A recent mutation screen in 300 children from the GOOS cohort which display insulin resistance in addition to obesity revealed three variants and one SNP that showed an effect on cell differentiation and migration, but with the exception of the frameshift variant Phe344fs no other functional deficiencies [47]. Comparable to our study, Doche et al. analyzed the impact of detected variants on janus kinase 2 (JAK2) phosphorylation with additional tests of insulin receptor substrate 2 (IRS2) phosphorylation and SH2B1 dimerization [47].

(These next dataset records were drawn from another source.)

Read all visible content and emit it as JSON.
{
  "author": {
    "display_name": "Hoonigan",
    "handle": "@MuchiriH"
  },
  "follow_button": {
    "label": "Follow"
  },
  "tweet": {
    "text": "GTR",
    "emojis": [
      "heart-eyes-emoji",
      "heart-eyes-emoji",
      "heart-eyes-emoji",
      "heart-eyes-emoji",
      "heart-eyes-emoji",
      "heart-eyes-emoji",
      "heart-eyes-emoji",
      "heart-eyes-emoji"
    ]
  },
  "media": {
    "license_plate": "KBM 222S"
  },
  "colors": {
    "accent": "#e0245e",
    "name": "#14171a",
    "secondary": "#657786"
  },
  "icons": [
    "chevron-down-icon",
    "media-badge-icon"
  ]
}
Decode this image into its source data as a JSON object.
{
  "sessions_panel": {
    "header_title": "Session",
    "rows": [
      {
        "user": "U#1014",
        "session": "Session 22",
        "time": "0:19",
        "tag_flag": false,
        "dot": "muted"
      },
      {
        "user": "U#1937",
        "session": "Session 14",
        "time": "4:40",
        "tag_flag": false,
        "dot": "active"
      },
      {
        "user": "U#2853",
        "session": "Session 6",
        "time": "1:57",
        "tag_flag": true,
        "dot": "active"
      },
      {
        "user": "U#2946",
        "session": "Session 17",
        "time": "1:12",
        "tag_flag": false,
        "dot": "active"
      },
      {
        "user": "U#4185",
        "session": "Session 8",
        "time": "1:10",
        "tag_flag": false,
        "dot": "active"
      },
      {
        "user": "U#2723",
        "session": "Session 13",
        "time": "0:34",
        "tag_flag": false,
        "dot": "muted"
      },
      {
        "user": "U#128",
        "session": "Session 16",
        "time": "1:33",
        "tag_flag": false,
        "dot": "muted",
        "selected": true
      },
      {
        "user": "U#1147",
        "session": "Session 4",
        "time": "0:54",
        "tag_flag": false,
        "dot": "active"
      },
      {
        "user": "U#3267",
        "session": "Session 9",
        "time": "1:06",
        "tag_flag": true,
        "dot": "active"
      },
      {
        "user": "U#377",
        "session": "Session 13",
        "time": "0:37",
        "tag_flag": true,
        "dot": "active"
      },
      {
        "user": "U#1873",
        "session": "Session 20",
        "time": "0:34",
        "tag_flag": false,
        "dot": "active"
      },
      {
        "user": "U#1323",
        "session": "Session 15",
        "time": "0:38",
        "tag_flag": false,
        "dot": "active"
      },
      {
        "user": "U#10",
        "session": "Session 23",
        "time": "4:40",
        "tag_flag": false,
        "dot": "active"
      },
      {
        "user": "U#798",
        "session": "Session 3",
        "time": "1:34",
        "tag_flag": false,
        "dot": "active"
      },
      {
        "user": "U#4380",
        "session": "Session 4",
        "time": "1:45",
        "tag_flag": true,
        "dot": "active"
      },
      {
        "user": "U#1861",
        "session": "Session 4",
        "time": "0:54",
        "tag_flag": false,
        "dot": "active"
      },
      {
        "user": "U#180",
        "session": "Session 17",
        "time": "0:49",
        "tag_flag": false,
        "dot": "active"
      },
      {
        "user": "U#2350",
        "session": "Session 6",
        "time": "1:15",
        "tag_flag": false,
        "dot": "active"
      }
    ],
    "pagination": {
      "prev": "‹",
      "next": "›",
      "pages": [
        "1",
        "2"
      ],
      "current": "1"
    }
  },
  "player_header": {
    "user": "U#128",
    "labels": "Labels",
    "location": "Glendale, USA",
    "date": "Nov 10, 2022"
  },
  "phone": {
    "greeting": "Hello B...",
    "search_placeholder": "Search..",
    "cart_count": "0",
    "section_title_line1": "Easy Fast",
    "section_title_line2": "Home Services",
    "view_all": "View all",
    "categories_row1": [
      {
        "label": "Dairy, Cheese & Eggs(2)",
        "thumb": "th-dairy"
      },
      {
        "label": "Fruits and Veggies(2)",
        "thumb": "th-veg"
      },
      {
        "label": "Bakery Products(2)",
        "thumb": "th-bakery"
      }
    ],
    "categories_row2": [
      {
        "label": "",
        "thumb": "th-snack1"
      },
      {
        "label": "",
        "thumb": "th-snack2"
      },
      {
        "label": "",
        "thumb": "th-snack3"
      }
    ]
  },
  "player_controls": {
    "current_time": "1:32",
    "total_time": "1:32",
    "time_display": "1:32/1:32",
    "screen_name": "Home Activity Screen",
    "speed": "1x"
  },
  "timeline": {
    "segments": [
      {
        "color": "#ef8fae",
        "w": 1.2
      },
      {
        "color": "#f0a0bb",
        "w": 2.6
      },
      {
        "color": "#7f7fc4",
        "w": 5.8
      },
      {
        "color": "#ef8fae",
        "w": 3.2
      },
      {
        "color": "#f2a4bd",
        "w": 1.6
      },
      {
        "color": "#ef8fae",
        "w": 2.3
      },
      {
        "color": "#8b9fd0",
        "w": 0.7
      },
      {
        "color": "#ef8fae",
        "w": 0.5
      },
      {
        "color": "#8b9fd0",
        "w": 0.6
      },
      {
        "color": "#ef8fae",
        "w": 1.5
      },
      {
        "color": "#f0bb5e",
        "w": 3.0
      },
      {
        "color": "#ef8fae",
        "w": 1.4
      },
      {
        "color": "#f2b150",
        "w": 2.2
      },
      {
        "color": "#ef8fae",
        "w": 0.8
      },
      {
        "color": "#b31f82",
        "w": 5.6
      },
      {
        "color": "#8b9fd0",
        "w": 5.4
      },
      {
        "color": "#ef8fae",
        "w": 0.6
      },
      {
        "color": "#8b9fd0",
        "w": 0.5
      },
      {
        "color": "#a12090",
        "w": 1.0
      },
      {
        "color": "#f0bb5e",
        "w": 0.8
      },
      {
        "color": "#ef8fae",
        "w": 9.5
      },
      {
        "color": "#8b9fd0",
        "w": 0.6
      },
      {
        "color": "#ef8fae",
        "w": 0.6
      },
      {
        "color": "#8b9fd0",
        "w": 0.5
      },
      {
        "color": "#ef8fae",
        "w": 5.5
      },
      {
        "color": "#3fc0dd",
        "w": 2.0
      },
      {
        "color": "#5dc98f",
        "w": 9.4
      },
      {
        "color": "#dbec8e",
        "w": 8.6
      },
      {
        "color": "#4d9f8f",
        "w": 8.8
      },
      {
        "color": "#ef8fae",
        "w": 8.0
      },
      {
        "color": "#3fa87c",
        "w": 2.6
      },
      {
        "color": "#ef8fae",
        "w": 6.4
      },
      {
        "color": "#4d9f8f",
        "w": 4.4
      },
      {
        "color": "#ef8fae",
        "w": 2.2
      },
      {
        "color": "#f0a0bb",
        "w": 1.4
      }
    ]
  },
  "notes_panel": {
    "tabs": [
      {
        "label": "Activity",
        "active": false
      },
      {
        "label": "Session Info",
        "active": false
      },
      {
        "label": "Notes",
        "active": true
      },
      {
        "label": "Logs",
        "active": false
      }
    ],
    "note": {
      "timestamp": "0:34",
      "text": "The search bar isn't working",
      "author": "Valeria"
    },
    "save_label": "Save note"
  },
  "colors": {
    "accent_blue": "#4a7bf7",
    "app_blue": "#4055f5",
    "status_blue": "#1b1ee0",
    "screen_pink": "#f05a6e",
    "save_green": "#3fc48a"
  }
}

Given the low frequency of βThr656Ile/γPro674Ser (g.9483C/T), this mutation cannot explain our positive TDT for rs2008514 with obesity. Adding the three rare mutations detected by Doche et al. which show low functional impact still leaves a large proportion of BMI association inexplicable [47]. The region around SH2B1 on chr 16p11.2 shows low recombination rates for approximately 1Mb (chr16:28,177,800 shows a recombination peak of 37cM/Mb and chr16:28,944,400 a recombination peak of 36 cM/Mb; HapMap, http://hapmap.ncbi.nlm.nih.gov/ webcite), implicating a large region with high linkage disequilibrium. The area tagged by both BMI associated SNPs (rs7498665 and rs7359397 [1-3]) covers 17 genes (compare Additional file 1: Figure S1). Hence, relevant mutations in one of the remaining 16 genes might account for a larger proportion of the GWAS results. Alternatively, genetic variation outside of the SH2B1 coding region with a regulatory effect on this gene explains the association in functional terms. Guo et al. recently showed an intronic SNP in SH2B1 (rs4788099) which regulated mRNA expression of nearby genes Tu translation elongation factor, mitochondrial (TUFM), coiled-coil domain containing 101 (CCDC101), Homo sapiens spinster homolog 1 (SPNS1), sulfotransferase family, cytosolic, 1A, phenol-preferring, member 1 (SULT1A1) and sulfotransferase family, cytosolic, 1A, phenol-preferring, member 4 (SULT1A4) in B cells and monocytes [48]. This is in concordance with findings by Gutierrez-Aguilar et al. who reported differential regulation of Sh2b1, Tufm and Sult1a1 in rats fed a high fat diet [17].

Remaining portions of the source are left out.